We fall into a career and stick with it because it’s all we know. We accept relationships because of the longevity we have invested in them. We accept the stuff in our lives because the outside world tells us we need those things to survive.
But if you start peeling them away, one by one, you’ll find a very interesting thing happens. You start asking better questions. You start looking at yourself through different eyes. You start discovering the real you. You start connecting with yourself in a more meaningful way.
Look at your life right now:
Physical Health – Are you your ideal weight? Do you exercise regularly? Do you eat right? Are you suffering from ailments you can control?
Mental Health – How is your life balance? Do you take care of you? Do you put personal time in your days to make sure you have well-being in your life?
Love and Relationships – How close are your intimate relationships? Do you give the people around you what you wish to receive? Are you taken for granted? Are you lacking? Do you wish for things to change?
Productivity and Performance – How organized are you?
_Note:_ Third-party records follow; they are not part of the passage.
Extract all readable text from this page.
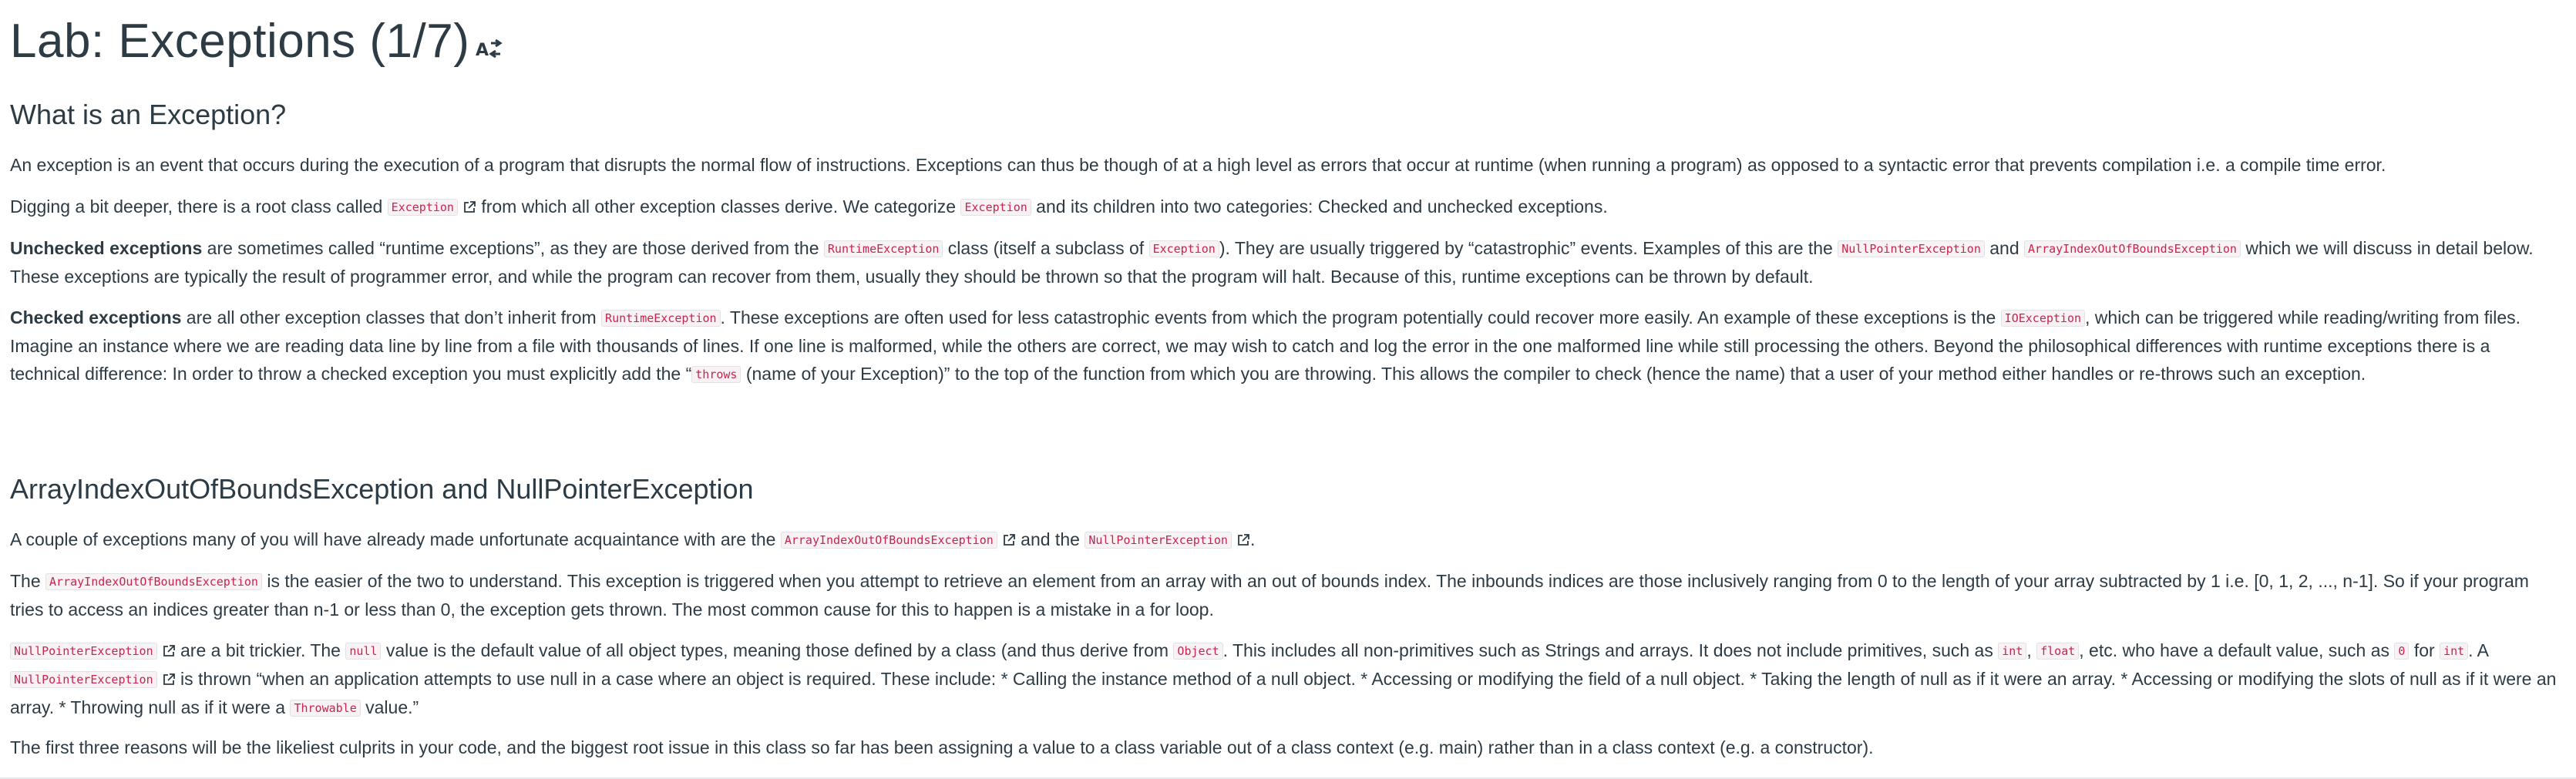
Lab: Exceptions (1/7) A
What is an Exception?

An exception is an event that occurs during the execution of a program that disrupts the normal flow of instructions. Exceptions can thus be though of at a high level as errors that occur at runtime (when running a program) as opposed to a syntactic error that prevents compilation i.e. a compile time error.

Digging a bit deeper, there is a root class called Exception from which all other exception classes derive. We categorize Exception and its children into two categories: Checked and unchecked exceptions.

Unchecked exceptions are sometimes called “runtime exceptions”, as they are those derived from the RuntimeException class (itself a subclass of Exception ). They are usually triggered by “catastrophic” events. Examples of this are the NullPointerException and ArrayIndexOutOfBoundsException which we will discuss in detail below. These exceptions are typically the result of programmer error, and while the program can recover from them, usually they should be thrown so that the program will halt. Because of this, runtime exceptions can be thrown by default.

Checked exceptions are all other exception classes that don’t inherit from RuntimeException . These exceptions are often used for less catastrophic events from which the program potentially could recover more easily. An example of these exceptions is the IOException , which can be triggered while reading/writing from files. Imagine an instance where we are reading data line by line from a file with thousands of lines. If one line is malformed, while the others are correct, we may wish to catch and log the error in the one malformed line while still processing the others. Beyond the philosophical differences with runtime exceptions there is a technical difference: In order to throw a checked exception you must explicitly add the “ throws (name of your Exception)” to the top of the function from which you are throwing. This allows the compiler to check (hence the name) that a user of your method either handles or re-throws such an exception.

ArrayIndexOutOfBoundsException and NullPointerException

A couple of exceptions many of you will have already made unfortunate acquaintance with are the ArrayIndexOutOfBoundsException and the NullPointerException .

The ArrayIndexOutOfBoundsException is the easier of the two to understand. This exception is triggered when you attempt to retrieve an element from an array with an out of bounds index. The inbounds indices are those inclusively ranging from 0 to the length of your array subtracted by 1 i.e. [0, 1, 2, ..., n-1]. So if your program tries to access an indices greater than n-1 or less than 0, the exception gets thrown. The most common cause for this to happen is a mistake in a for loop.

NullPointerException are a bit trickier. The null value is the default value of all object types, meaning those defined by a class (and thus derive from Object . This includes all non-primitives such as Strings and arrays. It does not include primitives, such as int , float , etc. who have a default value, such as 0 for int . A NullPointerException is thrown “when an application attempts to use null in a case where an object is required. These include: * Calling the instance method of a null object. * Accessing or modifying the field of a null object. * Taking the length of null as if it were an array. * Accessing or modifying the slots of null as if it were an array. * Throwing null as if it were a Throwable value.”

The first three reasons will be the likeliest culprits in your code, and the biggest root issue in this class so far has been assigning a value to a class variable out of a class context (e.g. main) rather than in a class context (e.g. a constructor).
Do you get results when you do things? Are you doing what you most like to do? Do you stay busy just for the sake of being busy, or do you have end goals in mind?
Career and Business – Are you doing what you’ve always wanted to do? Have you achieved levels in your career or business that you have set up for yourself? Can you do what you’re doing now for years to come?
Wealth – Is your financial life giving you the freedom to do what you choose to do? Are you saddled with debt or do you control temptations? Are you well prepared financially for everything in the future: retirement, college for the kids, unexpected speedbumps, etc?
Giving Back – We all like to feel needed in this world. What are you doing to give back? How solid are your goals for what you choose to give or create? How will you participate in the world throughout your life?
Where are your strengths? Where are your weaknesses? Where can you build? Where can you grow?
What can you do?
1. Start by recognizing your weaknesses
Walking through the seven life areas above, you probably recognized an area or two that is weaker than the rest. Have you ignored these areas?
Don’t worry; we’ve all been there it before.
Maybe you realize your relationship with your spouse has been slowly falling apart. You’ve ignored it, hoping to have more time in the future to make it a priority.
Or maybe you’ve watched your bank accounts dwindle away after a pay cut or a job loss. Expenses always far outweigh income, and you just can’t make it all work. You hope to be able to fill your savings and retirement accounts in the future, but for now ignoring is the only thing you do.
Recognition is your first step in making a change. Only when you admit your weakness and get serious about changing will real change occur.
2. Take action
Continuing down the same path will never give you new results. Only if you commit to bringing about change will it occur.
If you want a better relationship with your spouse, you have to spend more time together working on your relationship. Weekly dates where you digitally detox and dedicate one-on-one time with each other can help to see each other in a new light. Communication will help you see the situation through each other’s eyes. In some cases, a mediator will help you break through. You have to take action to get results.
Waiting for someone else to change, or the economy to get better, or your kids to move out, or a new job to come your way, or … None of that will ever work. It only works when YOU decide to take action and do so in a positive way that propels you into a new environment.
3. Create a vision
We’ve all heard the analogy of climbing the corporate ladder. But what if you find out the ladder was leaning the wrong direction from the very beginning, and you’re twenty years into your career? Frustrating. All of a sudden you are in midlife unhappy, miserable in a job you hate, and twenty more years ahead of you before you can even ponder retirement.
So you make a plan. “I’m going to get a new job.” You start sending out resumes and take another job in a similar field. And you hate it all the more.
Plans don’t work. Plans are simply another word for your to-do list. They are short sighted tasks that make a change in your life without discovering if it’s the true change you are looking for.
It’s important to move beyond planning and create a vision instead. Plans change. They move, change, grow, adjust. But a vision is where you choose to go in this life. It’s a strategy for your life, not just the details you fill in along the way.
Your vision gives you the end destination. It tells you what your life will look like when the pieces fall into place.
You can create a plan to write a book. But that doesn’t show you how your new dreams fit into your long term goals.
You see yourself as a writer, with twenty books to your name, a best seller on several lists, enough royalty money to travel around the world. Fans in every port, connections that allow you to create sales whenever you desire.
That’s your vision. That’s how you change your life. That’s how you adjust who you are today and what you’ll do in the coming years and decades.
That’s how you bring real change into your life.
Tony Robbins has a saying:
Most people overestimate what you can do in a year, and they underestimate what they can do in a decade.
Here’s my challenge to you this week:
Where do you stand today? What is your vision? What do you choose to accomplish in the next decade?